Description: The range of a group operation. Useful for satisfying group base set hypotheses of the form X = ran G . (Contributed by NM, 5-Nov-2006) (New usage is discouraged.)

Ref Expression
Hypotheses grprn.1 
|- G e. GrpOp
grprn.2 
|- dom G = ( X X. X )
Assertion grporn 
|- X = ran G

Proof

Step Hyp Ref Expression
1 grprn.1 
 |-  G e. GrpOp
2 grprn.2 
 |-  dom G = ( X X. X )
3 eqid 
 |-  ran G = ran G
4 3 grpofo 
 |-  ( G e.

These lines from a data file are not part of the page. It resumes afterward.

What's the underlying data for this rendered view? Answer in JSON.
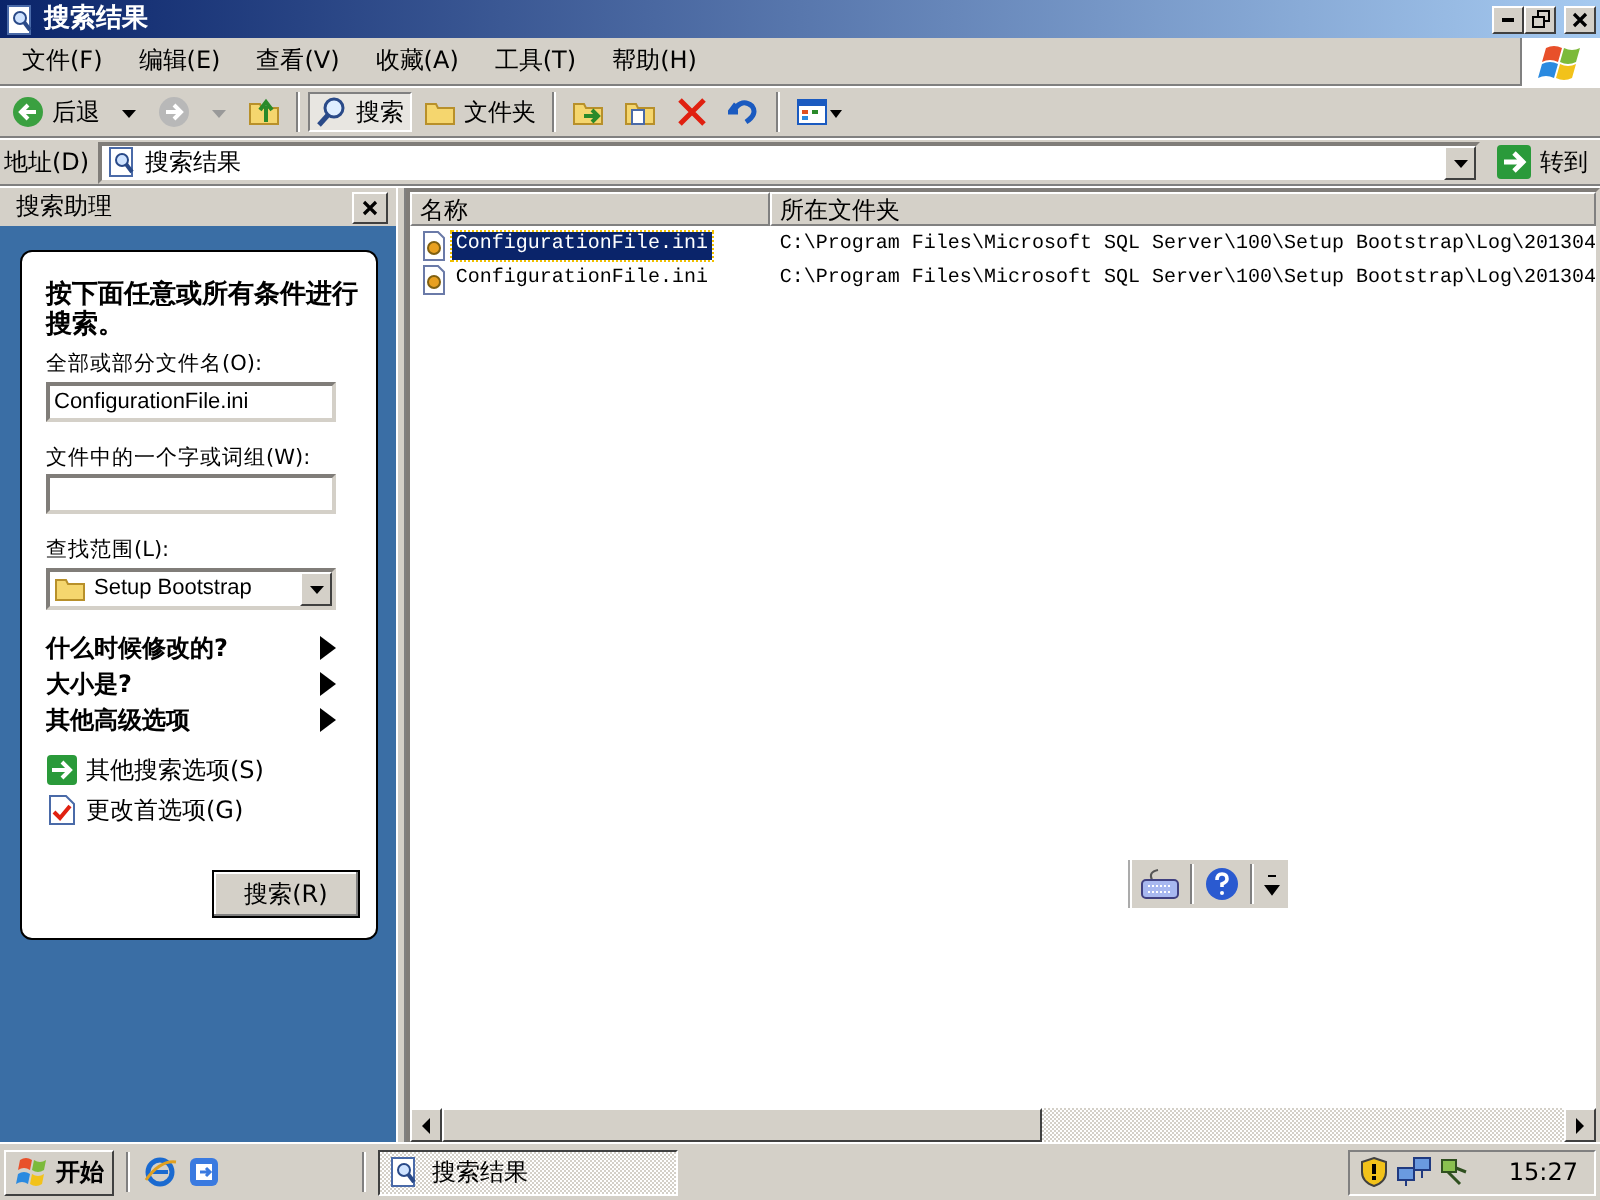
{
  "window": {
    "title": "搜索结果"
  },
  "menu": [
    {
      "label": "文件(F)"
    },
    {
      "label": "编辑(E)"
    },
    {
      "label": "查看(V)"
    },
    {
      "label": "收藏(A)"
    },
    {
      "label": "工具(T)"
    },
    {
      "label": "帮助(H)"
    }
  ],
  "toolbar": {
    "back": "后退",
    "search": {
      "label": "搜索",
      "selected": true
    },
    "folders": "文件夹"
  },
  "address": {
    "label": "地址(D)",
    "value": "搜索结果",
    "go": "转到"
  },
  "search_pane": {
    "title": "搜索助理",
    "heading": "按下面任意或所有条件进行搜索。",
    "filename_label": "全部或部分文件名(O):",
    "filename_value": "ConfigurationFile.ini",
    "phrase_label": "文件中的一个字或词组(W):",
    "look_in_label": "查找范围(L):",
    "look_in_value": "Setup Bootstrap",
    "options": [
      "什么时候修改的?",
      "大小是?",
      "其他高级选项"
    ],
    "links": [
      "其他搜索选项(S)",
      "更改首选项(G)"
    ],
    "search_button": "搜索(R)"
  },
  "results": {
    "columns": [
      "名称",
      "所在文件夹"
    ],
    "rows": [
      {
        "name": "ConfigurationFile.ini",
        "folder": "C:\\Program Files\\Microsoft SQL Server\\100\\Setup Bootstrap\\Log\\201304",
        "selected": true
      },
      {
        "name": "ConfigurationFile.ini",
        "folder": "C:\\Program Files\\Microsoft SQL Server\\100\\Setup Bootstrap\\Log\\201304",
        "selected": false
      }
    ]
  },
  "taskbar": {
    "start": "开始",
    "task": "搜索结果",
    "clock": "15:27"
  }
}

GrpOp -> G : ( ran G X. ran G ) -onto-> ran G )
5 fofun 
 |-  ( G : ( ran G X. ran G ) -onto-> ran G -> Fun G )
6 1 4 5 mp2b 
 |-  Fun G
7 df-fn 
 |-  ( G Fn ( X X. X ) <-> ( Fun G /\ dom G = ( X X. X ) ) )
8 6 2 7 mpbir2an 
 |-  G Fn ( X X. X )
9 fofn 
 |-  ( G : ( ran G X. ran G ) -onto-> ran G -> G Fn ( ran G X. ran G ) )
10 1 4 9 mp2b 
 |-  G Fn ( ran G X. ran G )
11 fndmu 
 |-  ( ( G Fn ( X X. X ) /\ G Fn ( ran G X. ran G ) ) -> ( X X. X ) = ( ran G X. ran G ) )
12 xpid11 
 |-  ( ( X X. X ) = ( ran G X. ran G ) <-> X = ran G )
13 11 12 sylib 
 |-  ( ( G Fn ( X X. X ) /\ G Fn ( ran G X. ran G ) ) -> X = ran G )
14 8 10 13 mp2an 
 |-  X = ran G